For each of the languages Arabic, Korean and Telugu:
- report the 5 most common words in the questions from the training set and their count, 
- as well as their English translation
- What kind of words are they?

In [82]:
#create a function - and repeat for all 3 languages 
def common_words(df, df_name, column):
    token_list = [token for row in df[column] for token in row] #get a flattened list of all tokens
    word_count = Counter(token_list) #get word count of each token
    most_common_words = word_count.most_common(5) #get 5 most frequent tokens

    return{
        "df": df_name,
        "words": most_common_words
    }


In [83]:
print(
   f"5 most common words arabic: {common_words(df_train_ar, df_name = "df_train_ar", column = 'tokens')}\n"
   f"5 most common words korean: {common_words(df_train_ko, df_name = "df_train_ko", column = 'tokens')}\n"
   f"5 most common words telugu: {common_words(df_train_te, df_name = "df_train_te", column = 'tokens')}"
)

5 most common words arabic: {'df': 'df_train_ar', 'words': [('؟', 1483), ('▁؟', 1057), ('ية', 656), ('▁في', 609), ('▁من', 593)]}
5 most common words korean: {'df': 'df_train_ko', 'words': [('?', 2420), ('인가', 610), ('▁무엇인가', 592), ('은', 586), ('▁가장', 529)]}
5 most common words telugu: {'df': 'df_train_te', 'words': [('?', 1093), ('▁ఎవరు', 274), ('▁?', 260), ('▁ఏ', 223), ('▁ఏది', 192)]}


English translations:
These words are generally stop words - with the exception of Korean word for 'silver'

**arabic**
- ?
- ?
- ya
- in
- from

**korean**
- ?
- approval
- something
- silver
- most

**telugu**
- ?
- who
- ?
- A
- which is

## 1.3 Implement a rule base classifier
- That predicts whether a question is answerable or impossible, only using the document (context) and question
- Use the answerable field to evaluate it on the validation set. 
- What is the performance of your classifier for each of the languages Arabic, Korean and Telugu?

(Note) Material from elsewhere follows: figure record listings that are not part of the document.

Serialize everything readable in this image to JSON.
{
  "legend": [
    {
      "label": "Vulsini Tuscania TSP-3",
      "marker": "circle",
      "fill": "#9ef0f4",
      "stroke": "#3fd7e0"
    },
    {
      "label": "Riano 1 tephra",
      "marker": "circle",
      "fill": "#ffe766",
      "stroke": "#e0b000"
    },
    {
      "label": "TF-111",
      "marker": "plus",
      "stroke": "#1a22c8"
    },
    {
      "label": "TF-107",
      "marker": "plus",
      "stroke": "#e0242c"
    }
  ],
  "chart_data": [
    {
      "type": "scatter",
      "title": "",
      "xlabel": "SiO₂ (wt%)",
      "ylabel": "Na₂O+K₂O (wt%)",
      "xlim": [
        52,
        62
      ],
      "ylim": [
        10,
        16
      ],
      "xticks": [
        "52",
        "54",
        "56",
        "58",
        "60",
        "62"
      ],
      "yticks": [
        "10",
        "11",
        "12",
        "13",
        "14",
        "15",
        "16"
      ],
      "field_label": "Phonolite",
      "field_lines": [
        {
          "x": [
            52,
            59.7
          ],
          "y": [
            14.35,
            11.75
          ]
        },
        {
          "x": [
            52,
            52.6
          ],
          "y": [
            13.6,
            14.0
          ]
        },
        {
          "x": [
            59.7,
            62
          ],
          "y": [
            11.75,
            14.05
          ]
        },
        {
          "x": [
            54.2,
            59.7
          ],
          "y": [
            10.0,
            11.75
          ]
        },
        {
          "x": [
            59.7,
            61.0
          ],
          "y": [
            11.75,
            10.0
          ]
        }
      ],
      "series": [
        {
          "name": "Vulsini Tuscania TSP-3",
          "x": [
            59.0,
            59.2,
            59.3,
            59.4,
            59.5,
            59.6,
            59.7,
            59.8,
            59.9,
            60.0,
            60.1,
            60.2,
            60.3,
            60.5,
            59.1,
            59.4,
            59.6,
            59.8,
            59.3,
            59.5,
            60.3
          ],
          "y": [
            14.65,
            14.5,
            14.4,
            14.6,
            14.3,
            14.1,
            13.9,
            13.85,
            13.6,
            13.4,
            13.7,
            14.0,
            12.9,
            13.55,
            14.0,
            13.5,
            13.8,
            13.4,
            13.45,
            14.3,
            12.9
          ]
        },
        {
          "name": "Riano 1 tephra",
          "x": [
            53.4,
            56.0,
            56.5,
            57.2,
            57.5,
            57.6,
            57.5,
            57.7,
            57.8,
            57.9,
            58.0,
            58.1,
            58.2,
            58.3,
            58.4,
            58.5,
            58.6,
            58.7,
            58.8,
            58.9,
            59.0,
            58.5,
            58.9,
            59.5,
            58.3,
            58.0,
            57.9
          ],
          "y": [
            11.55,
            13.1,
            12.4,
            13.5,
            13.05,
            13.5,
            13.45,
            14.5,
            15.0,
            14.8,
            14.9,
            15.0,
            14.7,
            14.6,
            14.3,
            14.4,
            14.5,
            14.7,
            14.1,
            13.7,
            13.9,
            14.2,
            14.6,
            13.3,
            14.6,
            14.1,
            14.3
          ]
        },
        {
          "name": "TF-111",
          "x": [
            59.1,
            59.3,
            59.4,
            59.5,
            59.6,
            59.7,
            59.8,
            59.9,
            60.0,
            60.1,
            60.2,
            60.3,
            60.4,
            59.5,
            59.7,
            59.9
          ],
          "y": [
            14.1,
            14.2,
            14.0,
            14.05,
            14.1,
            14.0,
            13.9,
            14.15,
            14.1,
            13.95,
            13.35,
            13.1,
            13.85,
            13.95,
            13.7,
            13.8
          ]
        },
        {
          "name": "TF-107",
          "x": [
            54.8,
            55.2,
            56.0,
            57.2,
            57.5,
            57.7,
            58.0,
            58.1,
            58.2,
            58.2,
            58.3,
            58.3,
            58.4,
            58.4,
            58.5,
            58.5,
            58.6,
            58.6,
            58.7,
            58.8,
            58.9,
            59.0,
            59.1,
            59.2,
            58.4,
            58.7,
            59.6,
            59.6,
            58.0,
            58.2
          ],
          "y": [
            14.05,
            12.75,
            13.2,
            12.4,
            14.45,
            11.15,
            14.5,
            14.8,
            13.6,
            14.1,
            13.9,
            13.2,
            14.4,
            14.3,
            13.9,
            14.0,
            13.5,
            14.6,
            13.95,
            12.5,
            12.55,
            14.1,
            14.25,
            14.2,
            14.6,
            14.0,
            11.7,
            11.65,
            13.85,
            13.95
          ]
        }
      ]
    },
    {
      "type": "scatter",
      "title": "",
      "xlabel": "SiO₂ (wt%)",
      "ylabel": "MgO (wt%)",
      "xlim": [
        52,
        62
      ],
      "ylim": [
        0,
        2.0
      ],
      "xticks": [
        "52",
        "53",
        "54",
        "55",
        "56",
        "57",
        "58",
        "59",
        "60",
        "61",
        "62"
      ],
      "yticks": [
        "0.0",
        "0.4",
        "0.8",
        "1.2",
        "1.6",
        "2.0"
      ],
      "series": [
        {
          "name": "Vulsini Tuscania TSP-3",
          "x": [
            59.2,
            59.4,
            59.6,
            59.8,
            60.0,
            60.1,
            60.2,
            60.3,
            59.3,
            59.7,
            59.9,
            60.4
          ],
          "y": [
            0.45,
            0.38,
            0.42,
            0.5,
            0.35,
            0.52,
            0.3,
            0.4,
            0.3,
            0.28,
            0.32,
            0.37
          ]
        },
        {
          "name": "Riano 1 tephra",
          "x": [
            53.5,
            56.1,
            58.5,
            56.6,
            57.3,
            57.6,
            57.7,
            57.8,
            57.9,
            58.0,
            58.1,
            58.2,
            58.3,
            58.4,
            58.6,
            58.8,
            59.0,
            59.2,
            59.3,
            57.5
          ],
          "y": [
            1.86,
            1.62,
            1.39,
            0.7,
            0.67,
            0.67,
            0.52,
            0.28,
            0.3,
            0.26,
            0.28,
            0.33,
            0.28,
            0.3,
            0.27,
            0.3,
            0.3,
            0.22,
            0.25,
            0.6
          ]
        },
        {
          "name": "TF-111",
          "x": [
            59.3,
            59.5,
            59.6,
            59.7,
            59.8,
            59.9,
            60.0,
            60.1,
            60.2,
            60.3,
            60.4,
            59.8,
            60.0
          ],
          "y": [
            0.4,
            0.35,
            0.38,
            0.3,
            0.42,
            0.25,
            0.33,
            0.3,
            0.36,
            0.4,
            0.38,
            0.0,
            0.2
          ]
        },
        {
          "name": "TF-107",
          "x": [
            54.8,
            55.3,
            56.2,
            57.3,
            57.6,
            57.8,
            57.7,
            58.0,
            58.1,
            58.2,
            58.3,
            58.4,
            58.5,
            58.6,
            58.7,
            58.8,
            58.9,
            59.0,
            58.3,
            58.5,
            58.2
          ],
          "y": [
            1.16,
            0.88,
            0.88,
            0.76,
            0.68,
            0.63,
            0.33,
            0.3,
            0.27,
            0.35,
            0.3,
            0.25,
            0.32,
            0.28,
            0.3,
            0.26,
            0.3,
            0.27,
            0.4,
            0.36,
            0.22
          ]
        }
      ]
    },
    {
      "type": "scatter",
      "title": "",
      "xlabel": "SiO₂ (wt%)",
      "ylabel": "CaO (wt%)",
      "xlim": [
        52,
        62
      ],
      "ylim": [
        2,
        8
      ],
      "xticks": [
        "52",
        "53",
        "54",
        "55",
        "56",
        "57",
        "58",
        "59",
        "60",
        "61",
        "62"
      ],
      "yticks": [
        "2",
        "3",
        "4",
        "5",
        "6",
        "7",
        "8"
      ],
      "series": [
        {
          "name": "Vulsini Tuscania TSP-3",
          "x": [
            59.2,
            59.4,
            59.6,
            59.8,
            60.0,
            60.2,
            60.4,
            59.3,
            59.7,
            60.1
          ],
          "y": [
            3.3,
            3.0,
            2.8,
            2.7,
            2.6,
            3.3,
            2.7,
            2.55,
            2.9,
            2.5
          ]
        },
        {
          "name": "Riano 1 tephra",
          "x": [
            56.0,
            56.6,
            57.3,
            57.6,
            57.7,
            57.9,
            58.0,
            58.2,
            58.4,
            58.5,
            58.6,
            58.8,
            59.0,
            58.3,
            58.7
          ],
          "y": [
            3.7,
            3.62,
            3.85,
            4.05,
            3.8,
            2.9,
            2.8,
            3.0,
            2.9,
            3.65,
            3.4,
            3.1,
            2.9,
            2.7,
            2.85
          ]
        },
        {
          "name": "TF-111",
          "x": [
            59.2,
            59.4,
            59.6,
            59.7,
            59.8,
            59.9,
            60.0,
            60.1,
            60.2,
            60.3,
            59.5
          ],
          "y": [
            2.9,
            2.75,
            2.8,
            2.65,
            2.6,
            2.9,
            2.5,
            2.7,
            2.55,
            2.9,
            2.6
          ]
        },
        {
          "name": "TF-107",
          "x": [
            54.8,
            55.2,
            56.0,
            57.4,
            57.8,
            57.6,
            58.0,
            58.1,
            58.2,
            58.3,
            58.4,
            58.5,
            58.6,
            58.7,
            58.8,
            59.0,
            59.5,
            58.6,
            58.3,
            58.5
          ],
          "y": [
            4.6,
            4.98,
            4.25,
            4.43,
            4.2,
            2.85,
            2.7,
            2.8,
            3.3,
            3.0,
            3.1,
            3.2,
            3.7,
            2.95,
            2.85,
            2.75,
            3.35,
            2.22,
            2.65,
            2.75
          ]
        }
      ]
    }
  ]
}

- need to define a classifier 
- argument for bag of words logistic/softmax regression (may need a source, this is from my notes)
  - works well on large data sets and long texts
  - outputs believable class probabilities 
- regularization prevents overfitting - so can use ridge regression (logistic regression with ridge penalty/loss)